Transcriptomic and Metabolomic Studies Reveal That Toll-like Receptor 2 Has a Role in Glucose-Related Metabolism in Unchallenged Zebrafish Larvae (Danio rerio)

SIMPLE SUMMARY: Toll-like receptor 2 (TLR2) has been demonstrated to participate in the progression of some metabolic disorders due to its role as a pro-inflammatory trigger. However, whether TLR2 plays a role in mediating metabolism under an unchallenged condition is still unknown. Therefore, we utilized zebrafish larvae as an in vivo model to investigate the metabolic control functions of TLR2 through transcriptomic and metabolomic approaches at a whole-organism level. We found that the concentration of glucose, lactate, succinate, and malate is higher in a tlr2 mutant which is associated with lower expression of genes involved in the glycolysis and gluconeogenesis pathways. These results demonstrate that tlr2 plays a role in controlling glucose metabolism homeostasis. ABSTRACT: Toll-like receptors (TLRs) have been implicated in the regulation of various metabolism pathways, in addition to their function in innate immunity. Here, we investigate the metabolic function of TLR2 in a larval zebrafish system.
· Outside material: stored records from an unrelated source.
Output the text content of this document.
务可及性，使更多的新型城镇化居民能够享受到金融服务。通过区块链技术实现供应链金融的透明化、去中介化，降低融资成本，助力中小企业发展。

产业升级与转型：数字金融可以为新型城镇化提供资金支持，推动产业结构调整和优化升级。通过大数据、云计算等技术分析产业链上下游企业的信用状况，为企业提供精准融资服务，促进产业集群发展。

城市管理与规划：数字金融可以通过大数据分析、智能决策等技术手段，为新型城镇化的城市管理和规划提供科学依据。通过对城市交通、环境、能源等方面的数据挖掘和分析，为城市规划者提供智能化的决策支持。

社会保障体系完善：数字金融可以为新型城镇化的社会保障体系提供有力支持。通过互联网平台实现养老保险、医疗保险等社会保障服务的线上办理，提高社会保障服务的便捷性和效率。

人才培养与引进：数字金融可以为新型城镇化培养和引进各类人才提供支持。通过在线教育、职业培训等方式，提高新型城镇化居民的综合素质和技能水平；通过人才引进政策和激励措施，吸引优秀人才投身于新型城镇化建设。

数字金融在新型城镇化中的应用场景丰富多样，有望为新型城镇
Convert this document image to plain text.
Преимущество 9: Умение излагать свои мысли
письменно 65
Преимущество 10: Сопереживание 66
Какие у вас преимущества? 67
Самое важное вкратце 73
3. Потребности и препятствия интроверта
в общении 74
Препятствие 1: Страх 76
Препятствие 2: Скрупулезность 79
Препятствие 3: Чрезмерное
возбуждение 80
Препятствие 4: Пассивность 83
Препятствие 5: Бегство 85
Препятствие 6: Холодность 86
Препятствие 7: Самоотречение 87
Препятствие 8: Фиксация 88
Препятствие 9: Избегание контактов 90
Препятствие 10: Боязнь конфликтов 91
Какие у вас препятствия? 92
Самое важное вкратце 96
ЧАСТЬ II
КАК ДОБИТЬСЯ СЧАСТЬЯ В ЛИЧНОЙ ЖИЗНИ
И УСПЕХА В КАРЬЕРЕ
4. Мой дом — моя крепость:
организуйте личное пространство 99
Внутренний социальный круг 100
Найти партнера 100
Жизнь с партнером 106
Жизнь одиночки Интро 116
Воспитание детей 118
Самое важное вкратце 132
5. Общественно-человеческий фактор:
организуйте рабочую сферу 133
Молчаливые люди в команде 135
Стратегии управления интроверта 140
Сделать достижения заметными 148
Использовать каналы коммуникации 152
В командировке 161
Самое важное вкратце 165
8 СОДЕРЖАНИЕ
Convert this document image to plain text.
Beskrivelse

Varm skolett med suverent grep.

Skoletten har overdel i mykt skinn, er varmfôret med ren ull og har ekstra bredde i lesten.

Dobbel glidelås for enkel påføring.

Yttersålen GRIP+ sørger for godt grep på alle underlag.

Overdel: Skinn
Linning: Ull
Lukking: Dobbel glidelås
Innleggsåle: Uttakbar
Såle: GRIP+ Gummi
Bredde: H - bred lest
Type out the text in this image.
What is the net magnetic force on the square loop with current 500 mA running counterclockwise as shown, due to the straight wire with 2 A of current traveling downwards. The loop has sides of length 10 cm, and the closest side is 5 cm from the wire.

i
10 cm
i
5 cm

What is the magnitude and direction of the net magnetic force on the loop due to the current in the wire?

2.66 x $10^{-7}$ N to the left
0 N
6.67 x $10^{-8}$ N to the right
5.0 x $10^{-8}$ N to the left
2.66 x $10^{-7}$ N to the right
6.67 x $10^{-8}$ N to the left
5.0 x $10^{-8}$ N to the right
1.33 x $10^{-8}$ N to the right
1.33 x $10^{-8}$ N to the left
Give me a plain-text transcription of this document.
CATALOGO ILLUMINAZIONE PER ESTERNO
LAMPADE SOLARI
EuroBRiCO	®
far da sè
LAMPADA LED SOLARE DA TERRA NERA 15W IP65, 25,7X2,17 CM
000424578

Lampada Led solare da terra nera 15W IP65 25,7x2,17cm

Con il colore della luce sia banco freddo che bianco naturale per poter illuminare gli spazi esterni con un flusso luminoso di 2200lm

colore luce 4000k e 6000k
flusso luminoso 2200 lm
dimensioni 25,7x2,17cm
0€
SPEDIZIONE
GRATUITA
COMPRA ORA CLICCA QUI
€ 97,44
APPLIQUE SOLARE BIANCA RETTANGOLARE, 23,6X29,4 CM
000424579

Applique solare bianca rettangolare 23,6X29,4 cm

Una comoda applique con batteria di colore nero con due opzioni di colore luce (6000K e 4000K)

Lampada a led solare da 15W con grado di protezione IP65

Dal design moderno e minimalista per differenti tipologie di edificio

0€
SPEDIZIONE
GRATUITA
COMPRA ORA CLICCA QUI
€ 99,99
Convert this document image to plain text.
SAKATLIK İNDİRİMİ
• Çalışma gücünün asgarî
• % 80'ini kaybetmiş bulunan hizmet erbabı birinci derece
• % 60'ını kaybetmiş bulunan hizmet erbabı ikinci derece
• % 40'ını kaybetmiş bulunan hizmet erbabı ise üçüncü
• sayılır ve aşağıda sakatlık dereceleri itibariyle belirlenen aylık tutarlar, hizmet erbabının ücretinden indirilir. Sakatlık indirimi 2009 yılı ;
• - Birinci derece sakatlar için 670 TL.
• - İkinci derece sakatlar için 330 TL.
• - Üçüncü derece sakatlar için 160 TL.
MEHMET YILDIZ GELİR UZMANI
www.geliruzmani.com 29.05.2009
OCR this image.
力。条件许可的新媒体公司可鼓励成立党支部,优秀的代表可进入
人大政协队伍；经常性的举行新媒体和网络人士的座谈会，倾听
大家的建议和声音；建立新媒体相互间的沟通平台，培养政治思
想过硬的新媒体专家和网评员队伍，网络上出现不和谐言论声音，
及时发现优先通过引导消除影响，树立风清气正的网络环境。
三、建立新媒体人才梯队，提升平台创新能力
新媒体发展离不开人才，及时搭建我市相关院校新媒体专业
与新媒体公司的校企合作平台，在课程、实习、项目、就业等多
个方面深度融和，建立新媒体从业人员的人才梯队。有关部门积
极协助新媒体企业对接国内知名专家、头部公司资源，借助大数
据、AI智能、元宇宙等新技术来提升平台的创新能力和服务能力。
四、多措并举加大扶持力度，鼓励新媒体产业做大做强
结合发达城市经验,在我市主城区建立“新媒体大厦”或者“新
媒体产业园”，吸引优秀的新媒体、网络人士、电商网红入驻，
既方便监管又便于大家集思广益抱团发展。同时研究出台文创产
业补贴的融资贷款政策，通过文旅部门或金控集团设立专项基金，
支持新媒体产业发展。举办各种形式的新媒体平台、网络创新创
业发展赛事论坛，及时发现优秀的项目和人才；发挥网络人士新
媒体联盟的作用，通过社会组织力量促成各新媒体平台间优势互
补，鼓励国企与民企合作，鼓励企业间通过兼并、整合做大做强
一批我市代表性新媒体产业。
We studied larvae from a tlr2 mutant and the wild type sibling controls in an unchallenged normal developmental condition using transcriptomic and metabolomic analyses methods. RNAseq was used to evaluate transcriptomic differences between the tlr2 mutant and wild-type control zebrafish larvae and found a signature set of 149 genes to be significantly altered in gene expression. The expression level of several genes was confirmed by qPCR analyses. Gene set enrichment analysis (GSEA) revealed differential enrichment of genes between the two genotypes related to valine, leucine, and isoleucine degradation and glycolysis and gluconeogenesis. Using (1)H nuclear magnetic resonance (NMR) metabolomics, we found that glucose and various metabolites related with glucose metabolism were present at higher levels in the tlr2 mutant. Furthermore, we confirmed that the glucose level is higher in tlr2 mutants by using a fluorometric assay. Therefore, we have shown that TLR2, in addition to its function in immunity, has a function in controlling metabolism during vertebrate development. The functions are associated with transcriptional regulation of various enzymes involved in glucose metabolism that could explain the different levels of glucose, lactate, succinate, and malate in larvae of a tlr2 mutant.